Goutte, une minuscule goutte d’eau je suis, allongée entre les pétales d’une rose et la toile d’une araignée d’eau. Je m’enivre du parfum de Céleste, mon hêtre. Je cherche ma voie : le matin je m’étire, à midi je danse, le soir je rebondis. Je suis eau, je suis bulle. C’est la ronde du jour. Je nourris la terre, je butine l’air, j’aspire la brume, je bois la pluie, je gonfle la rosée. Je reflète la lumière du ciel et le souffle du vent. J’ aime rester transparente, je lézarde sur les couleurs de roche, d’herbe, de mousse, de bois. Je coule au gré des courants, je chavire, j’ infiltre, je dégouline, je suis larme.
Goutte d’eau, source, source inconditionnelle de vie, cycle éternel de vie.
Un avenir? Devenir ruisselet, rivière, fleuve, cascade, océan, eau souterraine, nuage?
Goutte de pluie sur la ville. Viendrais-tu te promener avec moi, sur le toit, près de la rive argentée, nous créerons un jardin d’eau, d’herbe, de fleurs, un jardin suspendu, en spirale, aux senteurs épicées?
Goutte préhistorique, je saute dans la faille, j’ai peur, le ciel s’obscurcit.
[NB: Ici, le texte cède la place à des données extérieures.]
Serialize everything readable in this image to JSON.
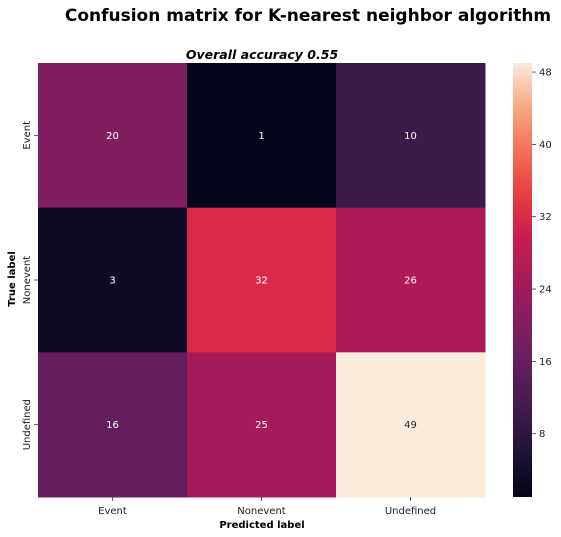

La mélodie du goutte à goutte m’entraine vers un stalactite luisant. Je m’y accroche, goûtant sa fraicheur. L’obscurité et le quasi silence de la grotte Chauvet me consacre pour l’éternité !
Deviendrai-je l’eau d’une fontaine, l’eau d’un lac, l’eau d’un marais, l’eau municipale?
Je suis perdue, je tourbillonne, je m’éparpille, je me gaspille aux robinets. Je me confonds avec les cieux. Un souffle passe. Il embaume, il frise les narines mouillées par les embruns, il tétanise les poils hérissés, il sèche la peau plissée.
Goutte cruelle, elle ne parvient pas sur tous les continents, se noie dans les océans, s’évapore au-dessus des oasis, déserte les dunes, croupit dans les marigots. Il n’est pire eau que l’eau qui dort !
La ronde du jour est la minuscule goutte, retenue entre les pétales d’une rose céleste et la toile d’une araignée d’eau engourdie.